Mackle, the orchestra’s principal harp since 1999, led with bright chords and unorthodox melodies, establishing a reflective mood. The other strings behind her created an intimacy, about halfway between a chamber group and a full orchestra. Mackle’s elegant melodies contrasted with deeper, moodier underpinnings in those long bow strokes of the double bass. The chromatic harp did not last long. Musicians found that its two rows of intersecting strings muffled tone and were almost impossibly difficult to play. The performance, played on a conventional harp, comes through as if intended for this very group.
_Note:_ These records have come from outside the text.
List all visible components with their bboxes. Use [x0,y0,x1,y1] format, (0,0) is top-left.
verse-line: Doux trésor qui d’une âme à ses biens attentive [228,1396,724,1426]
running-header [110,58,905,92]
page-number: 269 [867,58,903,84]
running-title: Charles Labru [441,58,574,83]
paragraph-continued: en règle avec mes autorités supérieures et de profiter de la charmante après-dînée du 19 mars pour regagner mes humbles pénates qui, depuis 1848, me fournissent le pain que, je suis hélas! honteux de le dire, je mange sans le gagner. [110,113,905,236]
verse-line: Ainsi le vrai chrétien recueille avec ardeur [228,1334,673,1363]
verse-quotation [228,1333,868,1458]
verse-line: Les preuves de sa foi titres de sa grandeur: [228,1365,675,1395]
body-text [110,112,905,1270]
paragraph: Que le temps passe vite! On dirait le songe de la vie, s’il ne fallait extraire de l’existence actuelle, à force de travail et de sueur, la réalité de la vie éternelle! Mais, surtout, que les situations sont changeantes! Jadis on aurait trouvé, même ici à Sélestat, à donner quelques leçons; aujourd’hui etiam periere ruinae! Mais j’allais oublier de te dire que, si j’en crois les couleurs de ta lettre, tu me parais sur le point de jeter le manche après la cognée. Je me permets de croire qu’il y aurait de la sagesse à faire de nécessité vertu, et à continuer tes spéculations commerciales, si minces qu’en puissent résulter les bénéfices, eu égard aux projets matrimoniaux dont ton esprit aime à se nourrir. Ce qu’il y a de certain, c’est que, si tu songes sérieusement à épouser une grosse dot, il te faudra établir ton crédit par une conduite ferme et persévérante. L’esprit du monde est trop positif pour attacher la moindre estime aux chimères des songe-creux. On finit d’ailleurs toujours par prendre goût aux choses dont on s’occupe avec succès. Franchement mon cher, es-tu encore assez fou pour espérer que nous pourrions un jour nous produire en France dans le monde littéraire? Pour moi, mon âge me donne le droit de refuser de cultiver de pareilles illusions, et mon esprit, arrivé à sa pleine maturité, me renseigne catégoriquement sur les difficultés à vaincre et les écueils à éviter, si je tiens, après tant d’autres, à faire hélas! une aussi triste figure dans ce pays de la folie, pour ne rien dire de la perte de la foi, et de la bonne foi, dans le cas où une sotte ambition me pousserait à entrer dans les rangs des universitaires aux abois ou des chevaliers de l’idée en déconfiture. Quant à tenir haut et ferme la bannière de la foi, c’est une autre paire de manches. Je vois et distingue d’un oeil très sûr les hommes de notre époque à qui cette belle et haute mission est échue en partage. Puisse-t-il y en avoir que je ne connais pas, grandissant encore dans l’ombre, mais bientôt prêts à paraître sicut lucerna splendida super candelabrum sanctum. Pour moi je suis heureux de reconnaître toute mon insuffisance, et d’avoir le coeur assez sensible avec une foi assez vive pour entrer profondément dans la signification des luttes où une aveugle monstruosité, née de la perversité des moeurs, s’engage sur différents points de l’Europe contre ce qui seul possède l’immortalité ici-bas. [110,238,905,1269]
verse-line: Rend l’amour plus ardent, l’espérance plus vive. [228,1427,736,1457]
Beethoven wrote his second symphony in 1802, the same year he penned a letter to his brothers disclosing his hearing loss and consequent despair. Scholars point to this "Heiligenstadt Testament" as evidence of the turning point the composer was undergoing simultaneously, moving from the Viennese classical style of Haydn and Mozart to a romanticism all his own. Symphony No. 2, music director Michael Francis told listeners in a preconcert lecture, is "probably the most underestimated of his pieces."

In the opening movement, the brass and flute and lower strings take turns venturing and returning. Moments of reflection never last long, replaced with a pitched fury. An expansive second movement, in which violins carry the theme and the oboe and bassoon play point and counterpoint, could be called luxurious. But there always seems to be a pessimism lurking beneath, a forcefulness that reawakens in the rapid Scherzo of a third movement and a furious finale.

Durufle’s Requiem takes the pace down after intermission, to a contemplative level stemming from the composer’s influenced by Gregorian chants. It is by far the composer’s best known work. Written on the heels of the German occupation in 1947, the piece moves through a standard requiem format, but a with a decided preference for somnolent peace over a trumpet-blasting rendition of "days that will dissolve the world in burning coals"(otherwise known as the Dies irae, dies illa). Francis conducted the orchestra and the Master Chorale of Tampa Bay, which navigated the changing features of this piece crisply.

Two soloists underscore the quiet grandeur of this music. James K. Bass, a baritone and former artistic director of the Tampa Bay Master Chorale, gives the score the sober and serious dignity it calls for. Mezzo-soprano Anita Krause hauntingly embodies the cavernous spaces for which such works are written.

Instrumental groups alternate the melodies, sometimes the violas, other times different sections of woodwinds. Together with the chorale, the effect is akin to echoes bouncing off the walls of a cathedral. The requiem ends quietly, as prayers often do.